Menurut Direktur Panas Bumi Kementerian Energi dan Sumber Daya Mineral (ESDM), Harris Yahya mengungkapkan bahwa isu harga jual tenaga listrik panas bumi menjadi tantangan tersendiri. Untuk itu, pengembangan pada operasi PLTP harus dilakukan efisiensi.

“Ada beberapa skenario yang disiapkan pemerintah untuk mendukung pembiayaan operasi panas bumi agar diperoleh angka perekonomian, antara lain pengeboran eksplorasi panas bumi oleh Badan Geologi dengan dana APBN di 20 wilayah kerja panas bumi hingga tahun 2004 dengan kapasitas 683 MW,” jelas Harris.

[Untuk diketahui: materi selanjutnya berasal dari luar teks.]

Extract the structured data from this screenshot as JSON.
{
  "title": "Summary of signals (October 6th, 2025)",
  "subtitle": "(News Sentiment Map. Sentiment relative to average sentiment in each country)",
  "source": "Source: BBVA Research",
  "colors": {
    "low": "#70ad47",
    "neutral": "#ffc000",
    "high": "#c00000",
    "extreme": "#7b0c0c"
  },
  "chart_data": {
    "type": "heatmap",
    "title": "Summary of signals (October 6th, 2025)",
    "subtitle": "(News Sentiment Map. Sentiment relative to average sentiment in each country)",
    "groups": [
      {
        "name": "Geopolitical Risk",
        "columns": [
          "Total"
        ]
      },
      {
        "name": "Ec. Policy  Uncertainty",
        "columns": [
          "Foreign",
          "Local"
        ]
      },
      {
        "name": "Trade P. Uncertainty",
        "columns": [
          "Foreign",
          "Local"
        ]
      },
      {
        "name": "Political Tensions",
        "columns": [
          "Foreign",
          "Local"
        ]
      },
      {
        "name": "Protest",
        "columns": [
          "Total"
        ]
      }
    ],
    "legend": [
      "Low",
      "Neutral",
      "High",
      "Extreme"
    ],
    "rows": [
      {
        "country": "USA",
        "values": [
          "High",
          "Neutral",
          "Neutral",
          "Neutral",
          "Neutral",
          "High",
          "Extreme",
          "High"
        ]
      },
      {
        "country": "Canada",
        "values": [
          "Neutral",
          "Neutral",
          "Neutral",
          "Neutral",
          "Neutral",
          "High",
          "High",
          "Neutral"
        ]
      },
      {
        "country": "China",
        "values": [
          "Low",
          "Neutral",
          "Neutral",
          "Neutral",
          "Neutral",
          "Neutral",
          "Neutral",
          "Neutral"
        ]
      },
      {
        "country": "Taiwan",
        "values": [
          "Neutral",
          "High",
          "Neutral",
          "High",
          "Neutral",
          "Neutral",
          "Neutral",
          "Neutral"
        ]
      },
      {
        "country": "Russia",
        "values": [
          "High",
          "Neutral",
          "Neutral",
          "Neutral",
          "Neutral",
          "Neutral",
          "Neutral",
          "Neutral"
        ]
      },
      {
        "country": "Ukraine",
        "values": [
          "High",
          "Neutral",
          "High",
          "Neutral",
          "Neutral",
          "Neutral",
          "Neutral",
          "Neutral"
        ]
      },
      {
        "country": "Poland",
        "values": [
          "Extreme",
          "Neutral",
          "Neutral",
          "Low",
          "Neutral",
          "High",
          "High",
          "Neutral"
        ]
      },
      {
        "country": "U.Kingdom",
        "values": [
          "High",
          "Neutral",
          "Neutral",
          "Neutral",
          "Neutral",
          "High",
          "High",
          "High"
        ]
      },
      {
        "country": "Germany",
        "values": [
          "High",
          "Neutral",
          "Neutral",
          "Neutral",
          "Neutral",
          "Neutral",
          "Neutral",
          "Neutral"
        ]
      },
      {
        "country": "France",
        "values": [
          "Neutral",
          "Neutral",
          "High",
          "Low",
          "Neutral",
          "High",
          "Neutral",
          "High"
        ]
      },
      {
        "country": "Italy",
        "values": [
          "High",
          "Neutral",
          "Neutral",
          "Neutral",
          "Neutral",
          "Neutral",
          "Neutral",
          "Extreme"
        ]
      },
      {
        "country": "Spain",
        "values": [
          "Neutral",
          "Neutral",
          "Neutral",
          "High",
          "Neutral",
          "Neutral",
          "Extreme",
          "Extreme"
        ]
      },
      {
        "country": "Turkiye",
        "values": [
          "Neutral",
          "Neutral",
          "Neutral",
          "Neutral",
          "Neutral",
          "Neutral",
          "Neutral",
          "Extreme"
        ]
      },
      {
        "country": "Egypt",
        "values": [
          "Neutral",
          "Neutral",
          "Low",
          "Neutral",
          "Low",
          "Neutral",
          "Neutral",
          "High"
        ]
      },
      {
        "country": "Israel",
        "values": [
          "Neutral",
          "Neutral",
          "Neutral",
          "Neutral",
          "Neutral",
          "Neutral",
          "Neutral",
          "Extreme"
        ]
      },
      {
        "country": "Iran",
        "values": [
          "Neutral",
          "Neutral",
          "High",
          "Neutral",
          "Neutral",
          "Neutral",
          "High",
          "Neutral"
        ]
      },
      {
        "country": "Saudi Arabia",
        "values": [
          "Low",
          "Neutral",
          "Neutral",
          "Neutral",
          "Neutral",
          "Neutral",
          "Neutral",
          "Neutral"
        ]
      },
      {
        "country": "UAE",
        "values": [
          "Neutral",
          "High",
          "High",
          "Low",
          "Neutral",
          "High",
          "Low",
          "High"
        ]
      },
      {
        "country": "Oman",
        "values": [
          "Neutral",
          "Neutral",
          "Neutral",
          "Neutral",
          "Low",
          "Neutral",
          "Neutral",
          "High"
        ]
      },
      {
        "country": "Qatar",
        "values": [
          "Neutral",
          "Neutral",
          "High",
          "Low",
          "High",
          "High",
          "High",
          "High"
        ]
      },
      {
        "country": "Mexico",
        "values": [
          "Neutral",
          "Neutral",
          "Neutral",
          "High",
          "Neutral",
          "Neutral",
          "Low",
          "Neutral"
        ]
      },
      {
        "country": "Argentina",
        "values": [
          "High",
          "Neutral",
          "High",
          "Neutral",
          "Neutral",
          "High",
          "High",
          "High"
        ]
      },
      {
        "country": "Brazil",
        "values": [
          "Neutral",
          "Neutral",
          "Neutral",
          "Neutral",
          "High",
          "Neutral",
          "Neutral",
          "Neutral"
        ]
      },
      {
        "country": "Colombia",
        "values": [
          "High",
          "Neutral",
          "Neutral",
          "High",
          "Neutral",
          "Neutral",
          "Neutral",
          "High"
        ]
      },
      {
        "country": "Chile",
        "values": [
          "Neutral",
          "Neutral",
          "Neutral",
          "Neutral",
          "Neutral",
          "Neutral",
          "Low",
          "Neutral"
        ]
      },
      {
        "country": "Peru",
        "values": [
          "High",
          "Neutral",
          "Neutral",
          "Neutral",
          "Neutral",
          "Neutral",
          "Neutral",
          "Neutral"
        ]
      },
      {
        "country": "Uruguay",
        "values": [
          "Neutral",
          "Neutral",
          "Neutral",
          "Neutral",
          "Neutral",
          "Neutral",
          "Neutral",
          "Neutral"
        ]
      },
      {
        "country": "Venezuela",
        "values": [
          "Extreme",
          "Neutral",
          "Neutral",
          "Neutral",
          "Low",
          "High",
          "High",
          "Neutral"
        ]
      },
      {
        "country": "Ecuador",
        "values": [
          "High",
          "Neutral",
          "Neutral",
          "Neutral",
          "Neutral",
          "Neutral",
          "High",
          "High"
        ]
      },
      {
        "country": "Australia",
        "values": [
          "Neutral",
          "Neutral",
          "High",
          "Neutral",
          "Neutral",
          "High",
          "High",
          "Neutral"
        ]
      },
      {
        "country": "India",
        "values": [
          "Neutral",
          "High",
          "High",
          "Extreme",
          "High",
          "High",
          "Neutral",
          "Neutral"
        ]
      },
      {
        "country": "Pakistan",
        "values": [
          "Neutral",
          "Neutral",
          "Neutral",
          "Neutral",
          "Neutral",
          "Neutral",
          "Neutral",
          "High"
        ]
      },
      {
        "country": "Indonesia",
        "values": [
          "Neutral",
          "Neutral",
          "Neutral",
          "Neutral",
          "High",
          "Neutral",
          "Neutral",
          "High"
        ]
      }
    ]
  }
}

Harris juga menjelaskan skenario alternatif, pemanfaatan pembiayaan infrastruktur sektor panas bumi dan Geothermal Resource Risk Mitigation (GREM) untuk pendanaan pengembangan panas bumi di Indonesia.

Pengembangan bersama antar-BUMN, seperti PLN dengan PT Geo Dipa Energi dan PT Pertamina Geothermal Energy juga diharapkan dapat menurunkan biaya operasi.

Lebih murah dan ramah lingkungan

Biaya pokok penyediaan (BPP) untuk PLTP yang baru beroperasi memakan dana di atas 10 sen USD per kWh.

Sedangkan, pembangkit yang sudah lama beroperasi seperti PLTP Lahendong di Kota Tomohon, Sulawesi Utara memiliki BPP sebesar 8,6 sen USD per kWh atau setara dengan Rp 1.227 per kWh.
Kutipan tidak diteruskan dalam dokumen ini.